Is a monoid $M \in \bf{\text{Mon}}$ equivalent to the same monoid $M \in \bf{\text{Cat}}$? We usually say that a monoid is just a category with only one object. Thus, for every monoid $M$, viewed in as a category, there corresponds a monoid $M$ in the category of monoids and vice-versa. But this a little bit vague, isn't? What machinery do we need to make this more elegant?
Is there a way to I establish that $M \in \bf{\text{Mon}}$ and $M \in \bf{\text{Cat}}$ are equivalent? My guesses:
($\Rightarrow$) I think we can define a functor $F : \bf{\text{Mon}} \to \bf{\text{Cat}}$ that takes objects to themselves and each monoid homomorphisms to a functor between those monoids viewed as categories.
($\Leftarrow$) Really have no idea.
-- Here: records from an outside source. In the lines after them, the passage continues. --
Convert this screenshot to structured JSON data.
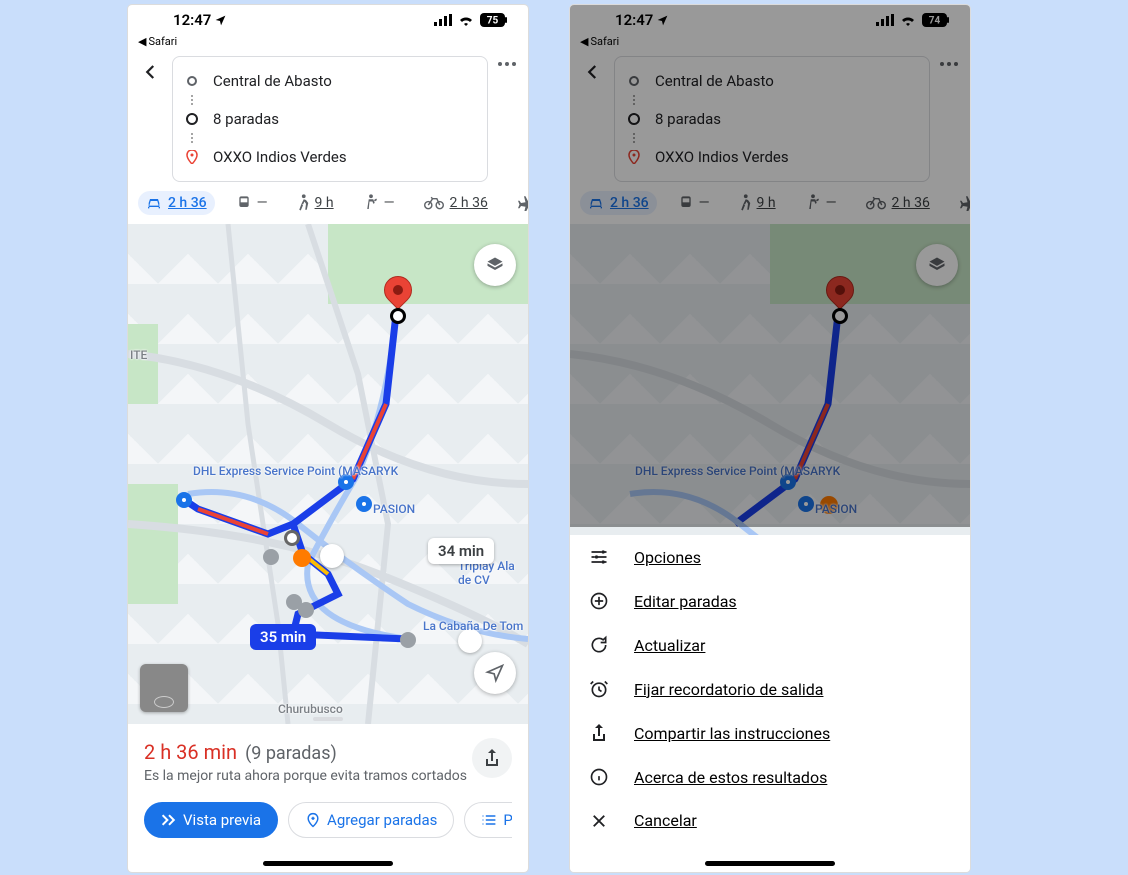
{
  "status": {
    "time": "12:47",
    "battery_left": "75",
    "battery_right": "74",
    "back_app": "Safari"
  },
  "route": {
    "origin": "Central de Abasto",
    "stops": "8 paradas",
    "destination": "OXXO Indios Verdes"
  },
  "modes": {
    "drive": "2 h 36",
    "transit": "—",
    "walk": "9 h",
    "accessible": "—",
    "bike": "2 h 36"
  },
  "map": {
    "label_dhl": "DHL Express Service Point (MASARYK",
    "label_pasion": "PASION",
    "label_triplay": "Triplay Ala de CV",
    "label_cabana": "La Cabaña De Tom",
    "label_churubusco": "Churubusco",
    "label_ite": "ITE",
    "bubble_primary": "35 min",
    "bubble_alt": "34 min"
  },
  "sheet": {
    "title": "2 h 36 min",
    "stops": "(9 paradas)",
    "desc": "Es la mejor ruta ahora porque evita tramos cortados",
    "btn_preview": "Vista previa",
    "btn_addstops": "Agregar paradas",
    "btn_steps": "Pasos"
  },
  "menu": {
    "options": "Opciones",
    "edit_stops": "Editar paradas",
    "refresh": "Actualizar",
    "reminder": "Fijar recordatorio de salida",
    "share": "Compartir las instrucciones",
    "about": "Acerca de estos resultados",
    "cancel": "Cancelar"
  }
}
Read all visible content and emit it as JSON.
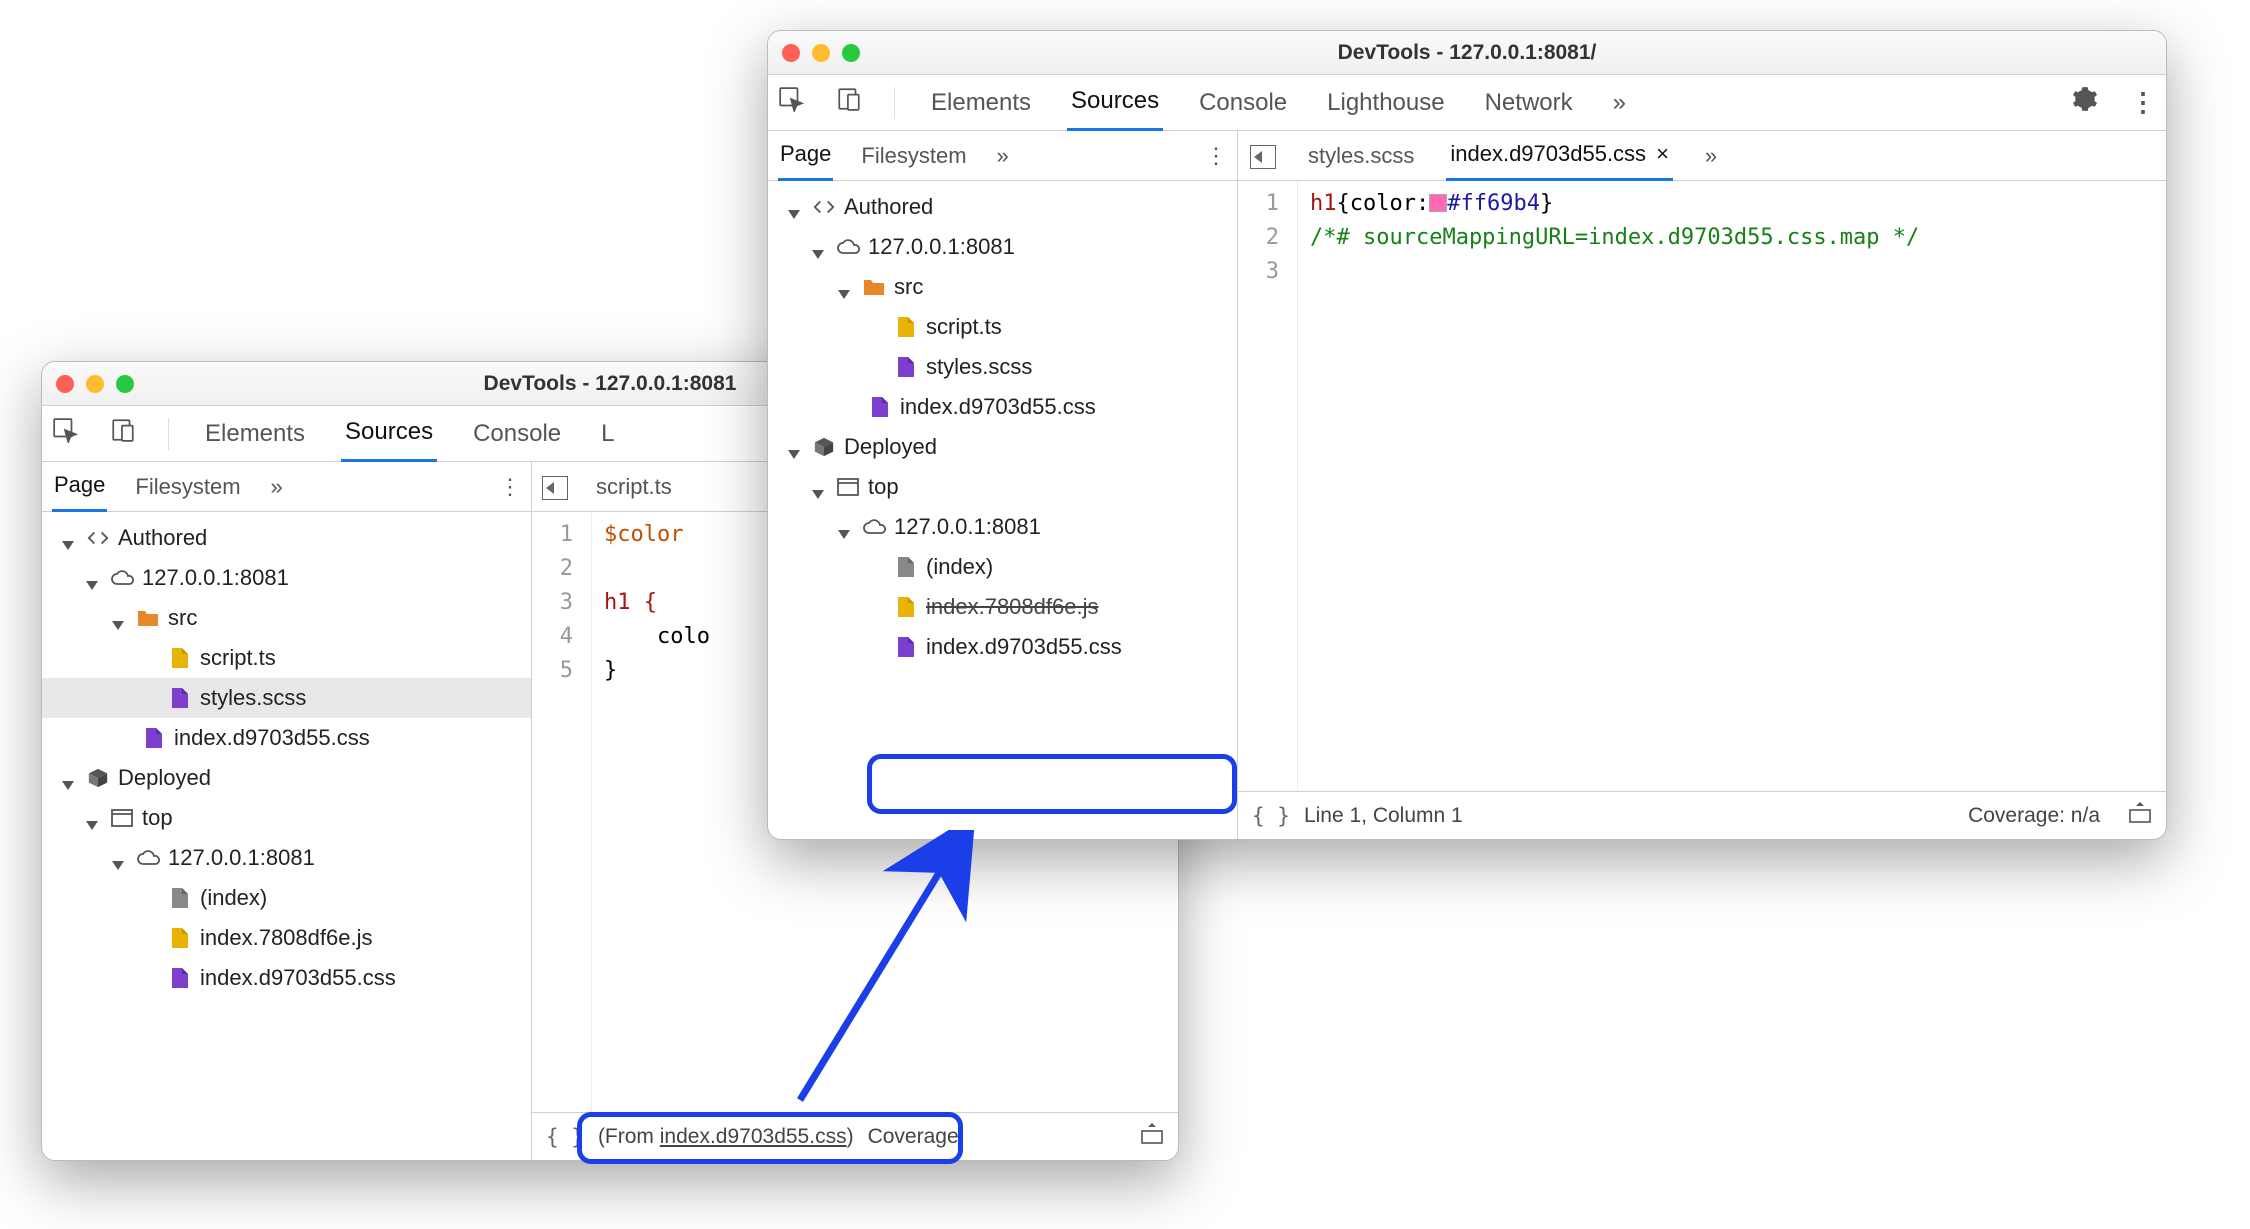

What domain would this functor have?
Also, since $\bf{\text{Mon}}$ and $\bf{\text{Cat}}$ are different categories, is an isomorphism even possible?
Thanks!
 A: The more precise and invariant statement is that the category of monoids is equivalent to the category of pointed connected categories; "connected" means there is a single isomorphism class of object (as opposed to just a single object; that's an evil condition), and "pointed" means you've distinguished such an object. 
If you remove "pointed," then connected categories naturally form a 2-category, not a category, and this 2-category is a bit more complicated than the 1-category of monoids. 
A: You want to establish something like an equivalence of categories between monoids and the full subcategory of categories on the categories with a single object. Given a monoid $M$, there is a category $FM$, but you shouldn't say this is "the object $M$ itself" before you've proved your proposition! $FM$ is instead simply defined to be the single-object category whose morphisms $FM(*,*)$ are given by $M$. Then $F$ is a functor-just check explicitly that the monoid homomorphism axioms are the same as the axioms for a functor between one-object categories.
The inverse is similarly simple: send a one-object category to the endomorphisms of its single object. This is a monoid, and you'll check that these two functors are inverse to each other.